# Betta Companion



## Cascademaster (Feb 28, 2011)

Hello, I just recently got a betta about a week ago, he's in a 2.5g tank. He's doing really well so far, but I was wondering if getting him a tankmate would be a good idea or not for the size of the tank. I've heard bettas can be paired with tetra, snails, crabs, frogs, and smaller fish that don't have long wavy fins. Any suggestions would be greatly appreciated. 

Here is a picture of his setup.


----------



## Malvolti (Nov 15, 2010)

For the tank size I would recommend no.

Remember, Bettas aren't like us. Just because they are alone doesn't mean they are lonely.

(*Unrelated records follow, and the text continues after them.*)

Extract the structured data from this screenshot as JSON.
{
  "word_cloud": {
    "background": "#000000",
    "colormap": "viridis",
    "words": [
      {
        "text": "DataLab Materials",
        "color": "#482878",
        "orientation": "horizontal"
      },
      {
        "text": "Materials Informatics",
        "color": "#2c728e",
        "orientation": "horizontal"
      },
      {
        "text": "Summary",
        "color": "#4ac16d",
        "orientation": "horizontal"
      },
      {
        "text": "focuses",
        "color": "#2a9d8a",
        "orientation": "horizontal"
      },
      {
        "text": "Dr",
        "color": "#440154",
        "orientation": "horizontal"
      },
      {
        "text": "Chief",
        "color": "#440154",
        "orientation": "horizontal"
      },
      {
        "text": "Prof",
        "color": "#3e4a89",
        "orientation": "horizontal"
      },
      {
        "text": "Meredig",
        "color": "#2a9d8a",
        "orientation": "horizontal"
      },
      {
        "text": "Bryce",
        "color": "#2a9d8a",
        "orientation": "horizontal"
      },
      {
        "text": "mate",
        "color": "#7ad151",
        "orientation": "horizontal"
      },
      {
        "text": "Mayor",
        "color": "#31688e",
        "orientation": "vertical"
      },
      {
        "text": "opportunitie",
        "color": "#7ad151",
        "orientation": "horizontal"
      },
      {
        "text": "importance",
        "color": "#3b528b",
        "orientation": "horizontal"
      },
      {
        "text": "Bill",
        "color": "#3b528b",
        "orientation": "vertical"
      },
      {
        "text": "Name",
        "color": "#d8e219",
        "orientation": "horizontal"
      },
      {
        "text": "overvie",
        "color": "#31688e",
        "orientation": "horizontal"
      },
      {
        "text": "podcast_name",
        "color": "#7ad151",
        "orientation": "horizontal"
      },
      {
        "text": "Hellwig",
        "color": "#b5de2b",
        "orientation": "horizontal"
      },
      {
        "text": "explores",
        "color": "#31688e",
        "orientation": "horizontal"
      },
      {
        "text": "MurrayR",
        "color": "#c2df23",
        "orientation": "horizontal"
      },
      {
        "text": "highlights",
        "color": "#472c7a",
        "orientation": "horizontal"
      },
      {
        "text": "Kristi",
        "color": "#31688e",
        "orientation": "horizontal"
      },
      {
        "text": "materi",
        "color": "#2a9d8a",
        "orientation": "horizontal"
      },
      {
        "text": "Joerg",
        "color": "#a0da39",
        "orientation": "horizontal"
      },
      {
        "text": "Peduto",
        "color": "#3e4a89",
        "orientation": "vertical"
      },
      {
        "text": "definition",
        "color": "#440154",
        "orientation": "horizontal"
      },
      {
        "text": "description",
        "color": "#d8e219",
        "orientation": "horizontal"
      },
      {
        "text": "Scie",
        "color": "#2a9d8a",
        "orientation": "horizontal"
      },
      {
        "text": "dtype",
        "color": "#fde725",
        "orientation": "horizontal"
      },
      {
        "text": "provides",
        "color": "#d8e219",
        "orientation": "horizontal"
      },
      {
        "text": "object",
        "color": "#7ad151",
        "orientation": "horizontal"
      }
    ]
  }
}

If you are set on getting a companion for your betta you are pretty much limited to one or two shrimp or a snail. Even then the snail can be iffy depending on the species. Some get too big for a 2.5 gallon.


----------



## LolaQuigs (Mar 28, 2010)

That size is too small for other fish companions. You could do a couple of small shrimp (though you need to be aware of the possibility that your betta could eat them) or a small species of snail. Again, the betta may harass or eat the snail, you never know. It all depends on the individual fish.


----------



## Cascademaster (Feb 28, 2011)

Ok thanks for the advice! I think I'll try a ghost shrimp and see if they get along ok, and I think I'm going to pass on the snail, I don't want things getting overly crowded in there.

Thanks again!


----------